Wednesday, January 21, 2009
Comparing Accenture to IBM
The primary difference that I have noticed between these two firms is in culture. From my seat, Accenture lets the "best idea" win where IBM seems to be based more on where one falls in the hierarchy. Accenture gives young persons a lot of responsibility and expects them to sink or swim while providing excellent training and resources where as IBM seems to also believe in the sink or swim without always backing it with the right support model and instead relies on consultants to build their own networks for support and learning is more under fire or via online training but almost never through conferences or more effective methods that usually require physical presence.
I also had the opportunity to see the annual review cycle for both firms in that consultants from both had asked me to provide input to their managers. In one firm, it seemed as if they were handed their personal development goals while another allowed them to create their own. It is difficult to determine which model is better as there are times in my own career where I have preferred one over another.
For example, many shops force your boss to participate in HR exercises where it is more of a ritual than anything meaningful. In this situation, I would rather just have it handed to me so as to not waste precious time of me actually thinking about how to improve without of course getting a budget for conferences, training or even purchasing books. For companies I have worked for that did value education and backed it with real tangible dollars, the model of creating your own development plan feels more appropriate.
Another experience that I have had was in encouraging folks from both firms to participate in my local OWASP chapter. The Accenture partner embraced the idea and immediately forwarded the calendar invite to everyone he knew where the IBM partner made less effort. I get the general feeling that to be a partner in Accenture comes with more responsibility, more autonomy and more desire in the way of making the client happy than in IBM.

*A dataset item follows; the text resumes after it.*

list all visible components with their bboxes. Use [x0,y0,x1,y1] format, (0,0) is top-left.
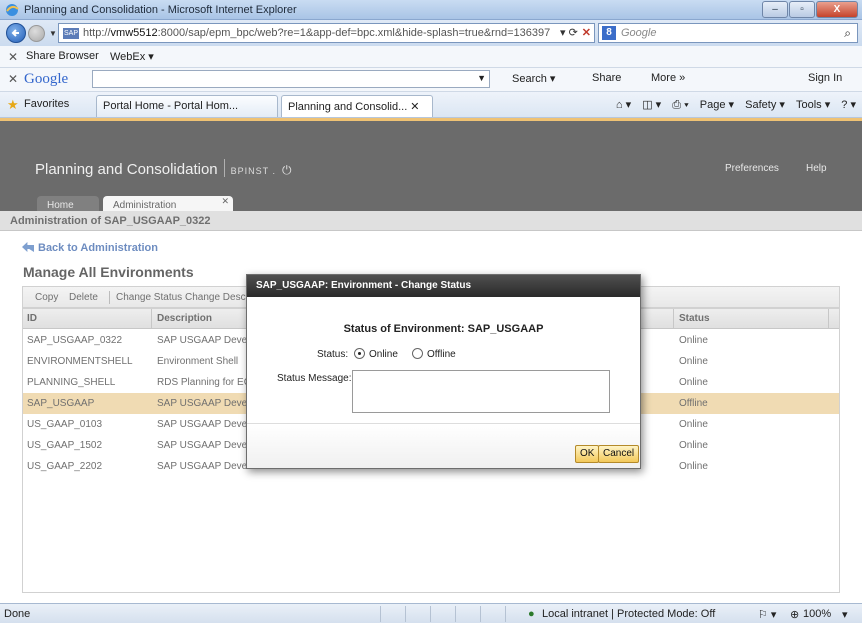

On the other side, I think the IBM partner model feels more structured which is beneficial to clients who want their interactions to feel more scripted. There are times when you desire waterfall and IBM feels better in delivering against this model where everything is known upfront while Accenture feels more comfortable in an agile environment that is a lot less locked down.
A former co-author of mines, Scott Ambler is currently employed by IBM and is working very hard to encourage the engine to become lighterweight. I wonder what internal struggles he would love to talk about. I wonder if IBM will allow him to be truly successful?
Speaking of Scott, I remember several years ago an interesting debate he had in attempting to convince an Accenture consultant who was based in India that the only thing that proves working software is working software. The concept that comprehensive documentation proves working software is still a concept that is lost on both firms.
Finally, I would say that IBM cares about its employees a little bit more in that they have figured out more in the way of helping us thick headed client types eschew face time and instead work from home. I get the sense that work/life balance is more valued at IBM than it is at Accenture.